Por Lida Prypchan
He venido – le dijo una señora de treinta y tantos años a un psiquiatra que visitaba por primera vez – para desahogarme, para poder hablar con libertad. Parece absurdo que teniendo esposo, hijos, y supuestamente amigos leales, uno no sienta la confianza de contar lo que le pasa.
En mi casa, desde hace mucho tiempo, tanto mi relación con mi esposo, como la que tengo con mis hijos, es glacial, es pétrea e indiferente. Consiste, en aparentar una felicidad, una carencia de conflictos que raya en lo patológico, y una armonía que resulta irrisoria para ser real.
Mi esposo, es un vanidoso que se pasa todo el bendito día embaucando con apariencias a quienes con él trabajan. Vive para la gloria y para el dinero, y de resto no le importa más nada. Me casé para salir de la casa de mis padres, que se dieron a la tarea de quitarme del camino todo lo que me gustaba. Y ahora, me encuentro aparentando una armonía hogareña que no existe.
Sí, todo se funda en el respeto al padre y a la madre. Pero yo lo noto ficticio. Además la sociedad y mi esposo me exigen, ya que yo crío a los niños, que les inculque una serie de principios que no comparto. Por ejemplo, el principio del matrimonio y la procreación.
No quiero criar a mis hijas con la idea de que su único objetivo en esta vida es traer hijos al mundo. Ni tampoco, que hay que casarse obligatoriamente. Eso es algo, que debería mostrar como una de las posibilidades de elección de la vida adulta. Pero empezar a hacer lavados de cerebros, desde que son tan niños, lo veo inhumano.
Para que se termine el machismo, el hembrismo y el feminismo, los padres deberían cultivar en sus hijos la capacidad de tener iniciativa, la contemplación de las cosas, la individualidad, la moral que ellos mismos consideren justa, y no una moral absurda que aplaste cualquier intento de individualidad y los obligue a experimentar su soledad, para que en un futuro, no cometan la tontería de dejarse llevar por esa premisa que dice, que hay que tener hijos para no morir solo.
En la vida uno está solo aunque tenga diez hijos. Pero se siente amargura cuando de viejo, uno llega a la conclusión de que no ha hecho lo que ha querido, que se dejó llevar por preceptos sociales encasillantes y frustrantes para la propia ideología.
Hay que inculcar más bien, que si un día llegan a amar a alguien y desean tener hijos, lo realicen. Y al tener una familia, traten de mantener la comunicación amplia que necesitan los niños. En resumen, hay que crear en los niños y luego en los jóvenes el criterio, un criterio personal y no uniformarlos.
¿Ahora me comprende? Es por eso que he venido: por estar deprimida, ya que no tengo apoyo de mi esposo para educar como se deben educar a los niños para poder llevar adelante una familia auténtica y abierta, que prefiera afrontar los conflictos, y no aparentar una felicidad inexistente.
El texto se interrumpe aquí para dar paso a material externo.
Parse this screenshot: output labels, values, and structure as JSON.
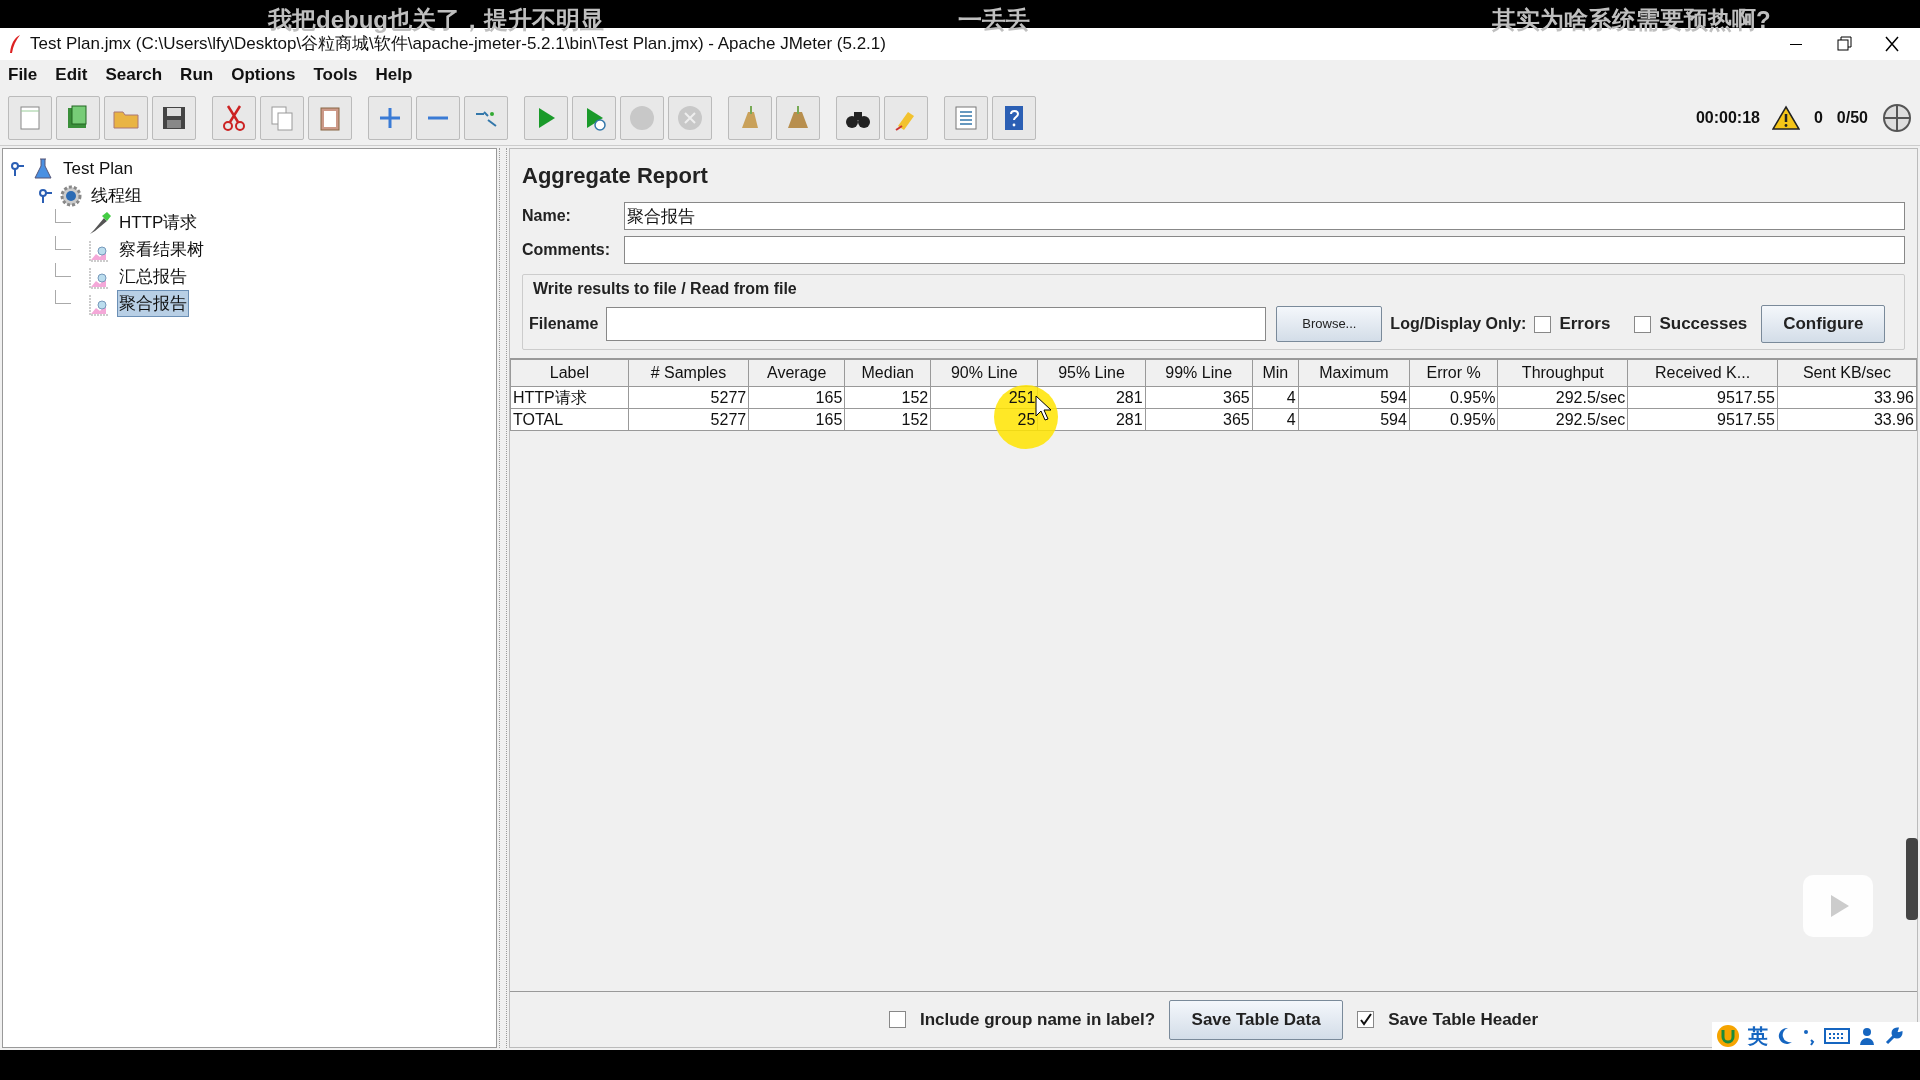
{
  "subtitles": [
    "我把debug也关了，提升不明显",
    "一丢丢",
    "其实为啥系统需要预热啊?"
  ],
  "window": {
    "title": "Test Plan.jmx (C:\\Users\\lfy\\Desktop\\谷粒商城\\软件\\apache-jmeter-5.2.1\\bin\\Test Plan.jmx) - Apache JMeter (5.2.1)"
  },
  "menu": [
    "File",
    "Edit",
    "Search",
    "Run",
    "Options",
    "Tools",
    "Help"
  ],
  "status": {
    "timer": "00:00:18",
    "warnings": "0",
    "threads": "0/50"
  },
  "tree": [
    {
      "label": "Test Plan",
      "kind": "plan",
      "expanded": true,
      "selected": false,
      "children": [
        {
          "label": "线程组",
          "kind": "group",
          "expanded": true,
          "selected": false,
          "children": [
            {
              "label": "HTTP请求",
              "kind": "sampler",
              "selected": false
            },
            {
              "label": "察看结果树",
              "kind": "listener",
              "selected": false
            },
            {
              "label": "汇总报告",
              "kind": "listener",
              "selected": false
            },
            {
              "label": "聚合报告",
              "kind": "listener",
              "selected": true
            }
          ]
        }
      ]
    }
  ],
  "panel": {
    "title": "Aggregate Report",
    "name_label": "Name:",
    "name_value": "聚合报告",
    "comments_label": "Comments:",
    "file_group": "Write results to file / Read from file",
    "filename_label": "Filename",
    "browse": "Browse...",
    "log_label": "Log/Display Only:",
    "errors": {
      "label": "Errors",
      "checked": false
    },
    "successes": {
      "label": "Successes",
      "checked": false
    },
    "configure": "Configure"
  },
  "table": {
    "columns": [
      "Label",
      "# Samples",
      "Average",
      "Median",
      "90% Line",
      "95% Line",
      "99% Line",
      "Min",
      "Maximum",
      "Error %",
      "Throughput",
      "Received K...",
      "Sent KB/sec"
    ],
    "rows": [
      [
        "HTTP请求",
        "5277",
        "165",
        "152",
        "251",
        "281",
        "365",
        "4",
        "594",
        "0.95%",
        "292.5/sec",
        "9517.55",
        "33.96"
      ],
      [
        "TOTAL",
        "5277",
        "165",
        "152",
        "25",
        "281",
        "365",
        "4",
        "594",
        "0.95%",
        "292.5/sec",
        "9517.55",
        "33.96"
      ]
    ]
  },
  "footer": {
    "include_group": {
      "label": "Include group name in label?",
      "checked": false
    },
    "save_data": "Save Table Data",
    "save_header": {
      "label": "Save Table Header",
      "checked": true
    }
  },
  "ime": {
    "mode": "英"
  }
}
No quisiera continuar el pacto suicida secreto que acuerda la unidad familiar burguesa, que gusta llamarse a sí misma “familia feliz”. Esa es una familia que reza unida y permanece unida en la enfermedad, hasta que la muerte los separa y los entrega a la lúgubre tersura de sus tumbas, y se dedican tenazmente unos a otros el recuerdo que deben olvidarse – también unos a otros – enseguida.
¿Por qué no caer en la suave trampa, es decir, la hipótesis que la familia hace de sí misma, e investigar luego, sobre las diversas maneras en que la estructura interna de la familia, impide el encuentro entre sus miembros? El poder de esta “familia feliz”, aparentemente reside en su función mediadora.
En toda sociedad explotadora, la familia refuerza el poder real de la clase dominante, proporcionando un esquema paradigmático fácilmente controlable por todas las instituciones sociales. Así es como encontramos repetida la forma de la familia, en las estructuras sociales de la fábrica, la escuela, la universidad, los partidos políticos y el aparato del estado.
Hay siempre padres, madres, hermanos, hermanas y abuelos fallecidos, que dominan en la sombra. Según Freud, cada uno de los seres humanos, transferimos fragmentos de la experiencia vivida de su familia originaria, a cada uno de los miembros de su familia de procreación.
¿Por qué, pues, hay que cometer de nuevo los mismos errores si ya los conocemos?
Ahora me despido, mi querido desconocido, quien ha tenido la gentileza de oírme como ningún miembro de mi familia me quiere oír.